# SECOND FLOOR OF THE CABIN!!!



## Ghoste (Feb 11, 2020)

GUYSSSS! THEY'RE ADDING A SECOND STORY IN THE CABIN WITH THIS UPDATE THEY'RE WORKING ON (':

What do you think y'all will use it for? Storage or will you decorate with it? I can't waittttttt


----------



## SheepMareep (Feb 11, 2020)

finally!!!! I like having my cabin as a cafe so the upstairs i could make into a small apartment or kitchen  c:


----------



## Ghoste (Feb 11, 2020)

Irishchai said:


> finally!!!! I like having my cabin as a cafe so the upstairs i could make into a small apartment or kitchen  c:


 heck yeah that sounds so cute, that reminds me of the old buildings around my town  we have a little cafe and the top of it is apartments!


----------



## Romaki (Feb 12, 2020)

That's pretty cool, it's nice to have another room to decorate. Would be better if you could invite double the villagers now, but at least you can decide in what floor they stay.


----------



## Cerise (Feb 12, 2020)

Romaki said:


> That's pretty cool, it's nice to have another room to decorate. Would be better if you could invite double the villagers now, but at least you can decide in what floor they stay.



They seem to move to the first floor again when I leave the cabin and come back.  Does this happen to you too?


----------



## Hanif1807 (Feb 12, 2020)

I haven't been playing Pocket Camp for awhile, but it's a nice new feature! Does that mean we can add more villagers into the cabin?


----------



## Cerise (Feb 12, 2020)

Hanif1807 said:


> I haven't been playing Pocket Camp for awhile, but it's a nice new feature! Does that mean we can add more villagers into the cabin?

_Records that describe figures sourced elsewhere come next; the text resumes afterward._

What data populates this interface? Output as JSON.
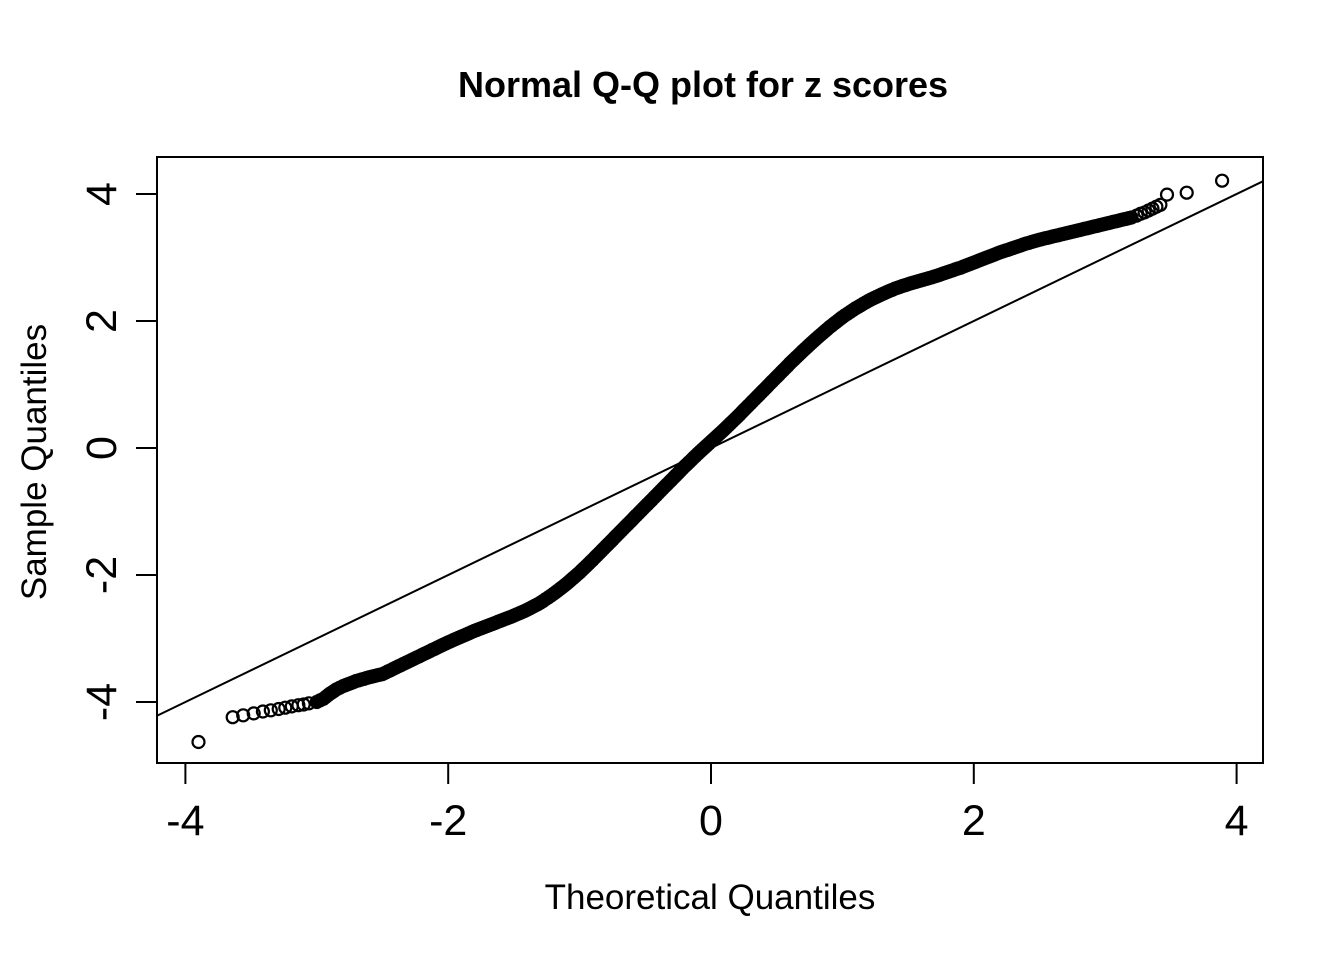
{
  "page": {
    "background_color": "#ffffff"
  },
  "chart_data": {
    "type": "scatter",
    "subtype": "normal-qq-plot",
    "title": "Normal Q-Q plot for z scores",
    "xlabel": "Theoretical Quantiles",
    "ylabel": "Sample Quantiles",
    "x_ticks": [
      -4,
      -2,
      0,
      2,
      4
    ],
    "y_ticks": [
      -4,
      -2,
      0,
      2,
      4
    ],
    "xlim": [
      -4.22,
      4.2
    ],
    "ylim": [
      -4.95,
      4.58
    ],
    "grid": false,
    "legend": "none",
    "colors": {
      "foreground": "#000000",
      "background": "#ffffff"
    },
    "marker": {
      "shape": "open-circle",
      "radius_px": 6,
      "stroke_px": 2.2
    },
    "reference_line": {
      "slope": 1,
      "intercept": 0
    },
    "lower_tail_points": [
      [
        -3.9,
        -4.63
      ],
      [
        -3.64,
        -4.24
      ],
      [
        -3.56,
        -4.21
      ],
      [
        -3.48,
        -4.18
      ],
      [
        -3.41,
        -4.15
      ],
      [
        -3.35,
        -4.13
      ],
      [
        -3.29,
        -4.11
      ],
      [
        -3.24,
        -4.09
      ],
      [
        -3.19,
        -4.07
      ],
      [
        -3.14,
        -4.05
      ],
      [
        -3.1,
        -4.04
      ],
      [
        -3.06,
        -4.02
      ]
    ],
    "band_anchor_points": [
      [
        -3.0,
        -4.0
      ],
      [
        -2.95,
        -3.95
      ],
      [
        -2.9,
        -3.87
      ],
      [
        -2.85,
        -3.8
      ],
      [
        -2.8,
        -3.75
      ],
      [
        -2.7,
        -3.67
      ],
      [
        -2.6,
        -3.61
      ],
      [
        -2.5,
        -3.56
      ],
      [
        -2.4,
        -3.46
      ],
      [
        -2.3,
        -3.36
      ],
      [
        -2.2,
        -3.26
      ],
      [
        -2.1,
        -3.16
      ],
      [
        -2.0,
        -3.06
      ],
      [
        -1.9,
        -2.97
      ],
      [
        -1.8,
        -2.88
      ],
      [
        -1.7,
        -2.8
      ],
      [
        -1.6,
        -2.72
      ],
      [
        -1.5,
        -2.64
      ],
      [
        -1.4,
        -2.55
      ],
      [
        -1.3,
        -2.44
      ],
      [
        -1.2,
        -2.3
      ],
      [
        -1.1,
        -2.14
      ],
      [
        -1.0,
        -1.96
      ],
      [
        -0.9,
        -1.76
      ],
      [
        -0.8,
        -1.55
      ],
      [
        -0.7,
        -1.34
      ],
      [
        -0.6,
        -1.13
      ],
      [
        -0.5,
        -0.92
      ],
      [
        -0.4,
        -0.71
      ],
      [
        -0.3,
        -0.5
      ],
      [
        -0.2,
        -0.29
      ],
      [
        -0.1,
        -0.09
      ],
      [
        0.0,
        0.1
      ],
      [
        0.1,
        0.29
      ],
      [
        0.2,
        0.49
      ],
      [
        0.3,
        0.7
      ],
      [
        0.4,
        0.91
      ],
      [
        0.5,
        1.12
      ],
      [
        0.6,
        1.33
      ],
      [
        0.7,
        1.53
      ],
      [
        0.8,
        1.72
      ],
      [
        0.9,
        1.9
      ],
      [
        1.0,
        2.06
      ],
      [
        1.1,
        2.2
      ],
      [
        1.2,
        2.32
      ],
      [
        1.3,
        2.42
      ],
      [
        1.4,
        2.51
      ],
      [
        1.5,
        2.58
      ],
      [
        1.6,
        2.64
      ],
      [
        1.7,
        2.7
      ],
      [
        1.8,
        2.77
      ],
      [
        1.9,
        2.84
      ],
      [
        2.0,
        2.92
      ],
      [
        2.1,
        3.0
      ],
      [
        2.2,
        3.08
      ],
      [
        2.3,
        3.15
      ],
      [
        2.4,
        3.22
      ],
      [
        2.5,
        3.28
      ],
      [
        2.6,
        3.33
      ],
      [
        2.7,
        3.38
      ],
      [
        2.8,
        3.43
      ],
      [
        2.9,
        3.48
      ],
      [
        3.0,
        3.53
      ],
      [
        3.1,
        3.58
      ],
      [
        3.2,
        3.63
      ]
    ],
    "upper_tail_points": [
      [
        3.24,
        3.66
      ],
      [
        3.27,
        3.69
      ],
      [
        3.3,
        3.71
      ],
      [
        3.33,
        3.74
      ],
      [
        3.36,
        3.77
      ],
      [
        3.39,
        3.8
      ],
      [
        3.42,
        3.83
      ],
      [
        3.47,
        3.99
      ],
      [
        3.62,
        4.02
      ],
      [
        3.89,
        4.21
      ]
    ]
  }
}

It doesn?t seem like.  You can call the existing animals in your cabin upstairs, though.


----------



## Soot Sprite (Feb 12, 2020)

I'm so glad we got another room! I've been changing up my furniture a lot and I like working with full furniture sets, and my campground is the entire serene cookie set so that's a lot of space to take up. I'm planning on putting all the honey furniture in there first.


----------



## Megan. (Feb 12, 2020)

Sounds great for those who wanted another room to decorate. I don’t really use my cabin though.


----------



## Senni (Feb 21, 2020)

Wow, I didn't even know the second story of the cabin was a new feature since I just started playing! I don't even decorate my RV at all since I have hardly any furniture but I'm excited for when I eventually get level 50 and unlock it!


----------



## You got mail! (Mar 5, 2020)

I like it, I’ve used it to create a hotel like room. Still wished you can use the front though that’s a lot of wasted space.

- - - Post Merge - - -

I like it, I?ve used it to create a hotel like room. Still wished you can use the front though that?s a lot of wasted space.


----------